Le pauvre homme, tétanisé par l’agitation perceptible de l’ancienne intendante, avait exécuté son ordre, s’installant devant l’entrée, presque au garde-à-vous, tandis qu’Inou s’éloignait d’un pas rapide, quoique vacillant, au point qu’il se demanda si, exceptionnellement, elle n’aurait pas abusé de l’alcool fort du Guerek…
Quand Ellah avait quitté le bureau, elle était tombée sur le serviteur désemparé qu’elle avait libéré de sa surveillance, l’assurant qu’elle en parlerait au plus tôt avec Inou. Pour Ellah, aucun doute n’avait plus été permis ; Inou avait dû les surprendre dans la bibliothèque… Le cœur étreint, elle avait hésité à en informer immédiatement Kerryen, concerné comme elle par cette découverte, avant de préférer rejoindre sa tante pour parer au plus pressé. Où celle-ci se serait-elle rendue pour cacher son désarroi ?
Ellah avait entrebâillé la porte de la chambre d’Inou et l’avait observée, assise sur son matelas et si atterrée que son visage en paraissait presque indéchiffrable. Le battant refermé, elle s’était rapprochée de l’ancienne intendante. Dans la pièce, tout était resté en l’état depuis son départ, le lit dans lequel elle avait dormi ainsi que le paravent qui protégeait leurs intimités respectives, comme si une part d’Inou attendait encore son retour. Celle-ci avait levé ses yeux rougis vers elle.

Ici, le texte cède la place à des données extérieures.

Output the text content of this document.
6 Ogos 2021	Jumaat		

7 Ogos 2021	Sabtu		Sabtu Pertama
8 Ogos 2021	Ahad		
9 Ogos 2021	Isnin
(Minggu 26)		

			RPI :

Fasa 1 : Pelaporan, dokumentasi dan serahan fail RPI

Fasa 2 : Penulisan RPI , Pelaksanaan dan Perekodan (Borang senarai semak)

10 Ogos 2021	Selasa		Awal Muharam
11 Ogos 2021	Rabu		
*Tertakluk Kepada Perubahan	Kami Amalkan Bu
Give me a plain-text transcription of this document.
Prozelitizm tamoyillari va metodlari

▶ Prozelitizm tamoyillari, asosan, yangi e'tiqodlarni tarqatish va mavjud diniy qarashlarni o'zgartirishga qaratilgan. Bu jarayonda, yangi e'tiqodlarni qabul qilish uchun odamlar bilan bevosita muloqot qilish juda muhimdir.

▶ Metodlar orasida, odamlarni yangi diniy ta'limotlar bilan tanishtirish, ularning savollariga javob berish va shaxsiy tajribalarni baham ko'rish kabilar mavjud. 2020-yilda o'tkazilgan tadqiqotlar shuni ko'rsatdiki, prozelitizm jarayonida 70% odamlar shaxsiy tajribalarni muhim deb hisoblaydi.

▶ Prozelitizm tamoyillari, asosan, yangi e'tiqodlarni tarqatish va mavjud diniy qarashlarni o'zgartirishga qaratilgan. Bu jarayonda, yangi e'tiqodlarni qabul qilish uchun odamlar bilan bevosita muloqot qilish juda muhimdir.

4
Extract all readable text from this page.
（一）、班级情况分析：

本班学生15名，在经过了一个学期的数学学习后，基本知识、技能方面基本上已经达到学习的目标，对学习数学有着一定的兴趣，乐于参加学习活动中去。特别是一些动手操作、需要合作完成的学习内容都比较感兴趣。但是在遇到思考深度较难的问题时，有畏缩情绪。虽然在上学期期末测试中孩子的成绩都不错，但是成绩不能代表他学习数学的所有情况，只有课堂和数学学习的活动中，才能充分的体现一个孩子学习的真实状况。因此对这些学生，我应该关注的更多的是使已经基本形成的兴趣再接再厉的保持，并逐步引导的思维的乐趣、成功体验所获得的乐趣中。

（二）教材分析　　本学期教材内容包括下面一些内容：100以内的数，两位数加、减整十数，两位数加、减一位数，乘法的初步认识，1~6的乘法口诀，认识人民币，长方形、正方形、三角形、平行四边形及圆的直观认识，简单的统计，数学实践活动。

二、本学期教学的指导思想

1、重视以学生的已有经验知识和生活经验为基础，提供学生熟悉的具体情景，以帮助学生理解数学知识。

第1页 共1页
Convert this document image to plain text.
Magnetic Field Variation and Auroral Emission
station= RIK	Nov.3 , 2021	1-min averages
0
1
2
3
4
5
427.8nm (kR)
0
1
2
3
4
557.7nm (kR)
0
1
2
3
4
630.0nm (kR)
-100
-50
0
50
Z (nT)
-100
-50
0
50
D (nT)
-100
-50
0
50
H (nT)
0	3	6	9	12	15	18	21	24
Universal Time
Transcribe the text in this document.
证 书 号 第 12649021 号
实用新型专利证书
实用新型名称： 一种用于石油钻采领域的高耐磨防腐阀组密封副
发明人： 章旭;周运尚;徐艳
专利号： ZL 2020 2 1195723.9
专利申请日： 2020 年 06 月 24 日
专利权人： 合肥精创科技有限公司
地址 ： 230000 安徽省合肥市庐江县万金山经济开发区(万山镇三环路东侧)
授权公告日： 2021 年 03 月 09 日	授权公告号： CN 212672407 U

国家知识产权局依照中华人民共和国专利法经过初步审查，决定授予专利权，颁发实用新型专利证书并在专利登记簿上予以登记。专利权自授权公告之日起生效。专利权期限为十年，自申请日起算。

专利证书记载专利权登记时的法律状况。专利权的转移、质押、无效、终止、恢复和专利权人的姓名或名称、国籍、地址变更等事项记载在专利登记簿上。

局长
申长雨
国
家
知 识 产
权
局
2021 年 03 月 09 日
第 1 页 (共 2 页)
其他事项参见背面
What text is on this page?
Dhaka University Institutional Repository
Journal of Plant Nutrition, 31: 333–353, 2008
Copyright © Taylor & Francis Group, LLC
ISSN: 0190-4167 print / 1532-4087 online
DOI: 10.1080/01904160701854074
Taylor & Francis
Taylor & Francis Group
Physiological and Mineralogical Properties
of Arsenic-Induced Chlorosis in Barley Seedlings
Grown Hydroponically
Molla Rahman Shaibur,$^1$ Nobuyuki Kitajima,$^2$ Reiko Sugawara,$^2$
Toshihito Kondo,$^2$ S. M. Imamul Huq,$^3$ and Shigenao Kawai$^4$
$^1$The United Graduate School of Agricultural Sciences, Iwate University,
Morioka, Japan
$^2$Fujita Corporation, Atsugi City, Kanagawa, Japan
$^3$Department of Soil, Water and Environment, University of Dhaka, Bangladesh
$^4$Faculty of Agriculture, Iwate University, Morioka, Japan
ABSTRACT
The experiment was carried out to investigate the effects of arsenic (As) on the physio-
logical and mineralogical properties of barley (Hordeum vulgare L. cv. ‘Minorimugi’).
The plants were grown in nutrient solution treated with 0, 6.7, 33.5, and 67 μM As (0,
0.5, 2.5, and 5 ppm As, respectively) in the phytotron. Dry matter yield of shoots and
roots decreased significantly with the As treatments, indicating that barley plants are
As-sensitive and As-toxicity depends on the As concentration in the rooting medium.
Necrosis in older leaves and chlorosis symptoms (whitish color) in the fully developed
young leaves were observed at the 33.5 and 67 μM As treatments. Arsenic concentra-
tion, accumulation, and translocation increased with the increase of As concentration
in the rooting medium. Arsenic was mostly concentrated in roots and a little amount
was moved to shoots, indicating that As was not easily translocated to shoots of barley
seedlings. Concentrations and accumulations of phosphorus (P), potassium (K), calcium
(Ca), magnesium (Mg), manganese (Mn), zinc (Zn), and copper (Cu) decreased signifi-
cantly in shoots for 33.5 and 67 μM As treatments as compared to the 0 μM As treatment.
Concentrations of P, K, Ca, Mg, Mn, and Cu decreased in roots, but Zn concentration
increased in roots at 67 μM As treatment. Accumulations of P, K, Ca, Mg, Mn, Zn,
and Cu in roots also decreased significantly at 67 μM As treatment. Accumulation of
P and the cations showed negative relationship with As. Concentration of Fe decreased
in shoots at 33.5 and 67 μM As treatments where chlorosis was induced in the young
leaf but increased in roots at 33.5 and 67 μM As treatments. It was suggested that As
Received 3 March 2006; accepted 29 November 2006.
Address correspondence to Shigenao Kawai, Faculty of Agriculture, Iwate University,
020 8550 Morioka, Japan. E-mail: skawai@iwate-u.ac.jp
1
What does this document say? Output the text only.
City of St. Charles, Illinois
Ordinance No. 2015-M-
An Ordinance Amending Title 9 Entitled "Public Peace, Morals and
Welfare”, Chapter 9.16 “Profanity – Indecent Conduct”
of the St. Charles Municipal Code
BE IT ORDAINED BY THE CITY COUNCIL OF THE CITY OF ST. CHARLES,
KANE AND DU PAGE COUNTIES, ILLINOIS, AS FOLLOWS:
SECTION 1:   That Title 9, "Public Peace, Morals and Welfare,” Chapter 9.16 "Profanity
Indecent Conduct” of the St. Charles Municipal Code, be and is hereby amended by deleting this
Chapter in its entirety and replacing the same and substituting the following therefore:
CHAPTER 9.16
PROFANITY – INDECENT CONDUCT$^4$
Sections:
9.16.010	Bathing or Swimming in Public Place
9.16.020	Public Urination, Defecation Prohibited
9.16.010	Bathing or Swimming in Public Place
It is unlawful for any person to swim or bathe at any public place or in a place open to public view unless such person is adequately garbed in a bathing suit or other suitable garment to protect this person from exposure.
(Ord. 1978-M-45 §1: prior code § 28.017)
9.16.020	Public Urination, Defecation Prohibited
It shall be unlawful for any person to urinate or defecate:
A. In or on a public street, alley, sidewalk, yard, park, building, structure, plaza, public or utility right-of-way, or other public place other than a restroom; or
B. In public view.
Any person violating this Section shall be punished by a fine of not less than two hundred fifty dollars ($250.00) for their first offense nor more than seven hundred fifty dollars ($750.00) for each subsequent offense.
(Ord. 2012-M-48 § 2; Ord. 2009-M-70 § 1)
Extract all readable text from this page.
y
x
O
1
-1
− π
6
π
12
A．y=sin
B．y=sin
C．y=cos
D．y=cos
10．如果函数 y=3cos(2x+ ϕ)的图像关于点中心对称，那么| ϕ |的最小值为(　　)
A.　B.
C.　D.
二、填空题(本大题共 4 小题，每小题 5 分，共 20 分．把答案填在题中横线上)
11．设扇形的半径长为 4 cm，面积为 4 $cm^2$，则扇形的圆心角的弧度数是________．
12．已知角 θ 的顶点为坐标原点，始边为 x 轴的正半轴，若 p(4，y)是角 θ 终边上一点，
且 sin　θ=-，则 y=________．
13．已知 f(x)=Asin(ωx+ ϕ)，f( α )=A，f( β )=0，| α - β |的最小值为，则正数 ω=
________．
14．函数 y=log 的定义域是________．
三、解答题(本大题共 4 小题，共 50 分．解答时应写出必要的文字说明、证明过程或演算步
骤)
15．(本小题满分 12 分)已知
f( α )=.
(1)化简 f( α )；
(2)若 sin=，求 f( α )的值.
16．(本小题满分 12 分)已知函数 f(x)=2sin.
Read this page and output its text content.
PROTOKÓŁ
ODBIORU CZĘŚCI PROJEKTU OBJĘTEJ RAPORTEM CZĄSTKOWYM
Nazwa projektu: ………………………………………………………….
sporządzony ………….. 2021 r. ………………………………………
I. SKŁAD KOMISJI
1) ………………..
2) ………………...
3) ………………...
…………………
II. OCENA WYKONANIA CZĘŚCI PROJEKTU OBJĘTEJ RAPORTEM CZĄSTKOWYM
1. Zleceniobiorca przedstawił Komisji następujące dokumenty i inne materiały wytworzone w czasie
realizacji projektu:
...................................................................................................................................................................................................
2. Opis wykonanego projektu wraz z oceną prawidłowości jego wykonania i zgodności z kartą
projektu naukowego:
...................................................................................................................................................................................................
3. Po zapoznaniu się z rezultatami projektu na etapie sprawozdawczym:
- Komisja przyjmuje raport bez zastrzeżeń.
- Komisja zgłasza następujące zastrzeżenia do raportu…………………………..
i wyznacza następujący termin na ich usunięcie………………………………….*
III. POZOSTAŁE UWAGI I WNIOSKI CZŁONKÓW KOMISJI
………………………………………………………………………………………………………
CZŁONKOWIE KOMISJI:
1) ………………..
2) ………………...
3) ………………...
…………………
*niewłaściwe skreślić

— Comment as-tu pu ? Avec lui ? avait-elle articulé avec difficulté.
— Je n’arriverais pas à te l’expliquer, ça s’est fait comme ça…
— Mais vous vous détestiez !
— Jusqu’à la fin de l’attaque, puis tout a changé…
— Son comportement envers toi est absolument indigne, scandaleux ! Je ne peux que réprouver ce… cette…
Inou n’acheva pas sa phrase. En pure Guerekéenne, la condition de la femme appartenait à ses idéaux. Alors, découvrir que son neveu manquait à tous ses devoirs avait éveillé en elle une insupportable douleur. Consciente que bien peu d’arguments l’amèneraient à fléchir, Ellah doutait de la voie à emprunter pour tenter d’ouvrir une brèche dans ses convictions. Comment pouvait-elle répondre à son évident chagrin ou la rassurer ? Si elle y parvenait…
— Vos lois ne s’appliquent pas à moi, c’est ainsi.
— Ellah, il n’est pas libre…
— Je le sais ! Voilà pourquoi je profite des quelques semaines avant leur mariage. Mais ma décision est déjà prise, je partirai juste avant la cérémonie.
— Pour aller où ?
— Je trouverai bien, ne t’inquiète pas. Le monde n’est pas si grand pour une combattante telle que moi.